Несчастье оказалось не таким уж серьезным. Одну из меблированных квартир в богато обставленном доходном доме напротив сняло семейство Уилкоксов, «без сомнения, приехавшее с целью проникнуть в высшее лондонское общество». То, что миссис Мант первой узнала об этом прискорбном событии, совершенно неудивительно, ибо эти квартиры ее очень интересовали и она неусыпно следила за всеми происходившими там переменами. Теоретически она с презрением относилась к их появлению – они нарушали старый добрый вид, заслоняли солнце, да и селились в них одни нувориши.
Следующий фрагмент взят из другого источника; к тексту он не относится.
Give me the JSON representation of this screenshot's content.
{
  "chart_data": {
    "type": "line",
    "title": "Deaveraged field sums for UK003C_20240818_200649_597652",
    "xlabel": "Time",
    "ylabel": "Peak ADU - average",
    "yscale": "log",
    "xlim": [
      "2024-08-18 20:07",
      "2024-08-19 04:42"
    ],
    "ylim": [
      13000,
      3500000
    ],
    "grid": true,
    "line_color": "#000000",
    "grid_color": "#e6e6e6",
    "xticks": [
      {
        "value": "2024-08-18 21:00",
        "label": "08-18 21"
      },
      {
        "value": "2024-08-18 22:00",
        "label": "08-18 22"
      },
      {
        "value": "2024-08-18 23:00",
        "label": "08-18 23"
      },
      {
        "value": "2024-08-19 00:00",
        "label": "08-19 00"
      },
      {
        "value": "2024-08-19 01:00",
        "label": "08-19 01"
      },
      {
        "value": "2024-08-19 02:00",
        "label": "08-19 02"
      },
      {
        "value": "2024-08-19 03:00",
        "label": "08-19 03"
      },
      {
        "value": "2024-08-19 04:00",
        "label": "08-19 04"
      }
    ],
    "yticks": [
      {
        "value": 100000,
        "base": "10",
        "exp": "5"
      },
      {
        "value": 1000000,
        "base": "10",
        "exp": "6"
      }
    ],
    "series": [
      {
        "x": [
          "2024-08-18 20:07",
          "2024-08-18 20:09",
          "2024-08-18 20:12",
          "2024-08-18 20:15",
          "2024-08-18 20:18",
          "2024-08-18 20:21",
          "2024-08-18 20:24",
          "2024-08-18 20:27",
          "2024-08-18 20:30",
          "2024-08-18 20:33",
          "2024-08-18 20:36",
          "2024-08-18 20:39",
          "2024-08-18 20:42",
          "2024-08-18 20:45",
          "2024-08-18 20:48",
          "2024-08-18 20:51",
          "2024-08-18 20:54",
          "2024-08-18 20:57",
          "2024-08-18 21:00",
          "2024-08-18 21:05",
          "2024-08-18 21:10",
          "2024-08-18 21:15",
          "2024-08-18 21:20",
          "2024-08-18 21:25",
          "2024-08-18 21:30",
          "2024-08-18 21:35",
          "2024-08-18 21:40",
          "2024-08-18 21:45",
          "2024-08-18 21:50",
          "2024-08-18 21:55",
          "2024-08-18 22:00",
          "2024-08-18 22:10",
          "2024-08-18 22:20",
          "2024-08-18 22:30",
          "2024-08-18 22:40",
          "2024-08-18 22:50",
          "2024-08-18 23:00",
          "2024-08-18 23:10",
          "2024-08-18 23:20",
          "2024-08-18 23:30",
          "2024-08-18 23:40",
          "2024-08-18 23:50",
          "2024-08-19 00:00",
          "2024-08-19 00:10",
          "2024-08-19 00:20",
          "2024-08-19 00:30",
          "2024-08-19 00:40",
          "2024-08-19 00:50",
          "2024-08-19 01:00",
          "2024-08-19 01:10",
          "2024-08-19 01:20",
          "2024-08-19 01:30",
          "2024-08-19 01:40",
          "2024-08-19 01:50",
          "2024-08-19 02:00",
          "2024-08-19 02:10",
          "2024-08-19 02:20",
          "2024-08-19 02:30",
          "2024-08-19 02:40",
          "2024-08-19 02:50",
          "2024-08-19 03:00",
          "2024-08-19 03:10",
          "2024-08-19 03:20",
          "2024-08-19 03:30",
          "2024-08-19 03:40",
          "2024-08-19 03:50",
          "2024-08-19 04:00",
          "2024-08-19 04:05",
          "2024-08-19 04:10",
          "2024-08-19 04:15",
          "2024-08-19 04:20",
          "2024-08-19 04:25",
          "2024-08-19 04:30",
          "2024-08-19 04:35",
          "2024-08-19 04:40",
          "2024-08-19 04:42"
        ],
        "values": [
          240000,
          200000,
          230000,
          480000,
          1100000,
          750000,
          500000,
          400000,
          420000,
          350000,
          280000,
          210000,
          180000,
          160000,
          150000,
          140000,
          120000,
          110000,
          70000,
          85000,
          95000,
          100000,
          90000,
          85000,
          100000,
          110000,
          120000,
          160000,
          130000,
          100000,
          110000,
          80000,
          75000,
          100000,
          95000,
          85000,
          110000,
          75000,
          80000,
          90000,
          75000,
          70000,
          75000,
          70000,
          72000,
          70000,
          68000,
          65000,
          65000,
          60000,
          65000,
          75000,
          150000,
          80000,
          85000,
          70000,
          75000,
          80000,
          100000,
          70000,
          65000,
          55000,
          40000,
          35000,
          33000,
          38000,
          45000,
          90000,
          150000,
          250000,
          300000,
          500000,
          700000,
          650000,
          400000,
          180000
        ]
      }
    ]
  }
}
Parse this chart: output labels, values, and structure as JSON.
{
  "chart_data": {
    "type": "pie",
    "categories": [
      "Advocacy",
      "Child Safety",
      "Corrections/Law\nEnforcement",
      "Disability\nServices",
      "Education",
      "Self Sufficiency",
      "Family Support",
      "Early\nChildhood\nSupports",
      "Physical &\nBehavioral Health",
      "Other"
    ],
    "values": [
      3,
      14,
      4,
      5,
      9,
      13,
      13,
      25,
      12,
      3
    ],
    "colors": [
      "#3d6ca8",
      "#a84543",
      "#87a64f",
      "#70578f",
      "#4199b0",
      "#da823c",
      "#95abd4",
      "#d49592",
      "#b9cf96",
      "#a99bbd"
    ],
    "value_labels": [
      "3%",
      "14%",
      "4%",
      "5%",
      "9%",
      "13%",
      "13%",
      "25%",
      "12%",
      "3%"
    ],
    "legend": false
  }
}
Но сказать по правде, с появлением «Уикемских особняков» визиты в Уикем-плейс стали для миссис Мант вдвойне интереснее, и за несколько дней она узнавала о происходившем там больше, чем ее племянницы за несколько месяцев, а племянник – за несколько лет. Тетушка Джули прогуливалась перед доходными домами, заводила знакомства со швейцарами, спрашивала, какова арендная плата, восклицая, к примеру: «Как! Сто двадцать за цокольный этаж? Вам их никто не даст!» – «Попытка – не пытка, мадам», – отвечали ей. Пассажирские лифты, грузовые лифты, места для хранения угля (большое искушение для нечистого на руку швейцара) – обо всем этом она была прекрасно осведомлена и, пожалуй, даже испытывала облегчение, вырвавшись из политико-экономически-эстетической атмосферы, царившей в доме сестер Шлегель.
Маргарет выслушала новость спокойно, поскольку не считала, что приезд Уилкоксов омрачит Хелен жизнь.
– Хелен никак не назовешь девушкой, лишенной интересов в жизни, – объяснила Маргарет. – Ее голова занята множеством других вещей и других людей. С Уилкоксами был фальстарт, и теперь она не меньше, чем мы, будет стараться их избегать.
– Для столь умной девушки, как ты, дорогая, эти рассуждения весьма странны. Хелен не удастся их избежать, если они поселились прямо напротив. Она может встретить этого Пола на улице. И ей придется по крайней мере поклониться.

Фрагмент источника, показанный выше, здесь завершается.